De ces observations, M. le rapporteur conclut que les torrents sont les viaducs des montagnes ; que les étages successifs qu’ils traversent sont les barrages qui leur servent à la fois de réceptacles et de modérateurs ; que loin d’opposer le moindre obstacle à leur marche, il faut plutôt la leur rendre facile, bien étudier leurs incidences et leur réflexion, et « les laisser passer. »
« Le torrent, dit en terminant M. le rapporteur, existera tant que le sommet de nos montagnes ne sera pas sur leurs bases mêmes, et que du delta du Rhône au point le plus culminant de son bassin, nous n’aurons pas une pente uniformément réglée.

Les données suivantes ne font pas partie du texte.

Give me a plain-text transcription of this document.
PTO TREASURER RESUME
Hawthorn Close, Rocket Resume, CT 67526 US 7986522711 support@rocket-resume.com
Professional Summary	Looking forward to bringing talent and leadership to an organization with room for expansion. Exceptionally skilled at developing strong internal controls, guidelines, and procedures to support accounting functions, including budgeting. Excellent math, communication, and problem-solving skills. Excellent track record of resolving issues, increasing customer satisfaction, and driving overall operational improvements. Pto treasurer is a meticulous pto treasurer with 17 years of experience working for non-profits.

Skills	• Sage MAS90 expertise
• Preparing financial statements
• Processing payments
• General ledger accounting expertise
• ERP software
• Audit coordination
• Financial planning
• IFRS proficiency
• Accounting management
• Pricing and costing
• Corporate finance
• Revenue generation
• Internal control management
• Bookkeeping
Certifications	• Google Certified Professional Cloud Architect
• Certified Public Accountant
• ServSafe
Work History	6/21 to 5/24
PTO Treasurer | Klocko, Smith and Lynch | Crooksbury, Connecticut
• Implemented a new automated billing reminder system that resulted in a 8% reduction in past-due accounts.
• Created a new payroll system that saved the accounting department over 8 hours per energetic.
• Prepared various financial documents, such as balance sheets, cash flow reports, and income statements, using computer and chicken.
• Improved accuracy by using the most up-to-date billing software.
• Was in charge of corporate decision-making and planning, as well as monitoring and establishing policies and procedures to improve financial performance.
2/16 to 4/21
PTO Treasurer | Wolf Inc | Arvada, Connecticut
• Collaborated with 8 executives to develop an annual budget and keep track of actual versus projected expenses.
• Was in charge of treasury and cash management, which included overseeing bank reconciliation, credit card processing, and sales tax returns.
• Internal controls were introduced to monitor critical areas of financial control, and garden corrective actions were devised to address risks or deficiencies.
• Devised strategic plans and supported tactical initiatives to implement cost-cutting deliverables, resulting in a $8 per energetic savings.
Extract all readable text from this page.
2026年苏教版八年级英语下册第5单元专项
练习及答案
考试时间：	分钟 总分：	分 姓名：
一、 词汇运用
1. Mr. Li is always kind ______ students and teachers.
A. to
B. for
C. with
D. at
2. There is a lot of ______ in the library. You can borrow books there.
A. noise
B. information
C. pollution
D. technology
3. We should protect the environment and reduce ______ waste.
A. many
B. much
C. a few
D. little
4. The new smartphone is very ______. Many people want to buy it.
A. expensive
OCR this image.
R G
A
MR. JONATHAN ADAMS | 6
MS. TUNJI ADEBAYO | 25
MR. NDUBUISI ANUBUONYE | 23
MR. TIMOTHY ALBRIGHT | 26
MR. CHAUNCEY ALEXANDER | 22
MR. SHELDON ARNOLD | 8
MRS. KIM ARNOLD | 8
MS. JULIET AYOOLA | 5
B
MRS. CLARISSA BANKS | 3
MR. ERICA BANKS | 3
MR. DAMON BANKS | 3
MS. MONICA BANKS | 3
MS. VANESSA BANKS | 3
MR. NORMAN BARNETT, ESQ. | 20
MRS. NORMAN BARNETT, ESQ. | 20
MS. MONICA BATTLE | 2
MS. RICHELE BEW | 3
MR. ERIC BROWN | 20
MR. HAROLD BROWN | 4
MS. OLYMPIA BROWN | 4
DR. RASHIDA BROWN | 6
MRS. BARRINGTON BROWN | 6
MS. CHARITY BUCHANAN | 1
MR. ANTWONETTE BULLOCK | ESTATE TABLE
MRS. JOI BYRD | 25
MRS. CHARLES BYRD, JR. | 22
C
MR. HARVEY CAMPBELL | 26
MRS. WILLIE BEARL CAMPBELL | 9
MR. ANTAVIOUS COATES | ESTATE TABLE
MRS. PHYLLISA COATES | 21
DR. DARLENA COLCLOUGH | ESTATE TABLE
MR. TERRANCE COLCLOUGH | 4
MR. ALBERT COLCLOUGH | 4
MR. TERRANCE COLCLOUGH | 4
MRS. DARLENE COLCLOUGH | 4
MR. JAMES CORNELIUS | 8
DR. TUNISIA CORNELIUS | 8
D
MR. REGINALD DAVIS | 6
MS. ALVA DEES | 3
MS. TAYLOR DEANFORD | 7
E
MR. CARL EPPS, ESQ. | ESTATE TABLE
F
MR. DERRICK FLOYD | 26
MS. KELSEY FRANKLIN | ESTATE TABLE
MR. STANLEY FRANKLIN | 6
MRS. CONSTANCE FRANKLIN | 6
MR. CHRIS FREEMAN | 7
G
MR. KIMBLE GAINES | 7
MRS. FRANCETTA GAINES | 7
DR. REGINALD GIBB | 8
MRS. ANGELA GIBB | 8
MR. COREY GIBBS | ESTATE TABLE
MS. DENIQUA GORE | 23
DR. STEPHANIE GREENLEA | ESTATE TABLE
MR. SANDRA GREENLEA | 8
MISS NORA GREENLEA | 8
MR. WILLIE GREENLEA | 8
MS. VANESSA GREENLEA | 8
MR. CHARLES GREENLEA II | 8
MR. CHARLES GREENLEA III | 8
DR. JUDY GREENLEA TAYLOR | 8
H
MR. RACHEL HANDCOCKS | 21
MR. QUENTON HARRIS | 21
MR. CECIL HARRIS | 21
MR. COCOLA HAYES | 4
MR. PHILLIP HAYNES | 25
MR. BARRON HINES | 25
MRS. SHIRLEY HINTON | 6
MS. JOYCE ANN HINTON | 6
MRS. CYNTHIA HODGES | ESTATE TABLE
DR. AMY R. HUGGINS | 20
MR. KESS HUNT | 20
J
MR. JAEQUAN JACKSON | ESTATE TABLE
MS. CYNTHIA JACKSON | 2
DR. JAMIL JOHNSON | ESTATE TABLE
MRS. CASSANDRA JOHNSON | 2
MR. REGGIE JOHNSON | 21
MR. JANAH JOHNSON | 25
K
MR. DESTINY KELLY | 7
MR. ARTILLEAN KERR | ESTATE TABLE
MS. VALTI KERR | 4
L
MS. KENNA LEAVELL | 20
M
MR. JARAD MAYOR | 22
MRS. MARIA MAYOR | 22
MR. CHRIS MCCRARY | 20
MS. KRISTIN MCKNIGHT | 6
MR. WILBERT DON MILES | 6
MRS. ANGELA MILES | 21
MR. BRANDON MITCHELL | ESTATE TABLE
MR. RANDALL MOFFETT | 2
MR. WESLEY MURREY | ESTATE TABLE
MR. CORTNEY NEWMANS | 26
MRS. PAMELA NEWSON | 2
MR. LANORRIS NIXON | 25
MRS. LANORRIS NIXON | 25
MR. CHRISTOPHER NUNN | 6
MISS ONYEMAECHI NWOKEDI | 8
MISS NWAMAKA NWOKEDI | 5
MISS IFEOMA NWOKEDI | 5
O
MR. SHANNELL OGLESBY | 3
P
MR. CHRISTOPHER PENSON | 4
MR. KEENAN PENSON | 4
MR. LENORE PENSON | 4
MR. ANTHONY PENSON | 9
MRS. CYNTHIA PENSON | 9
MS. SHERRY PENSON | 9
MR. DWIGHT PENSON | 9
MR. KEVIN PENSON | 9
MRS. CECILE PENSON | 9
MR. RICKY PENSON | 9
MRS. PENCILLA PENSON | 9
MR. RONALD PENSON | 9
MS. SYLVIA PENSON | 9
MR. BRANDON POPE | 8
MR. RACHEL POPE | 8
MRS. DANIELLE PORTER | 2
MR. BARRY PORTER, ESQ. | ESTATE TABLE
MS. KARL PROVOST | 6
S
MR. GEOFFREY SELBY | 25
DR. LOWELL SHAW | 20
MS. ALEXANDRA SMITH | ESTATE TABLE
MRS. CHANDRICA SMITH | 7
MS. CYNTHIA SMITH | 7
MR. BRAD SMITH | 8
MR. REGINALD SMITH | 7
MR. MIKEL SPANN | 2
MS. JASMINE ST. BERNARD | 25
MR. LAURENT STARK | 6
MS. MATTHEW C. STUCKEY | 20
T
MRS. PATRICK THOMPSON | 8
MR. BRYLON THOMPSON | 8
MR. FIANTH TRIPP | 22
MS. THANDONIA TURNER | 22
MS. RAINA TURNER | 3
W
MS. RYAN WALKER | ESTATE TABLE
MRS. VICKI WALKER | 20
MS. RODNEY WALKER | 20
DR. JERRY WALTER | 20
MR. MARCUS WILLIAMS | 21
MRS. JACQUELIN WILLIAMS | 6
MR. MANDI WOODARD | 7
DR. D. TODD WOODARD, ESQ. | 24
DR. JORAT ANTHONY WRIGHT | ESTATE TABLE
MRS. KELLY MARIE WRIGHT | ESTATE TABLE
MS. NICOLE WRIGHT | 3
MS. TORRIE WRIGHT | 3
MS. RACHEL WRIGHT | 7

« Toutefois, le rapporteur de votre commission, s’associant à la pensée de M. le Préfet qui vous demande de mettre à sa disposition un crédit de 4,000 fr. pour les essais du barrage sur les torrents de Bresson et de Saint-Ismier, vous recommande ses observations et approuve le crédit de la somme demandée. »
Le conseil adopte ces conclusions, et vote en conséquence le crédit.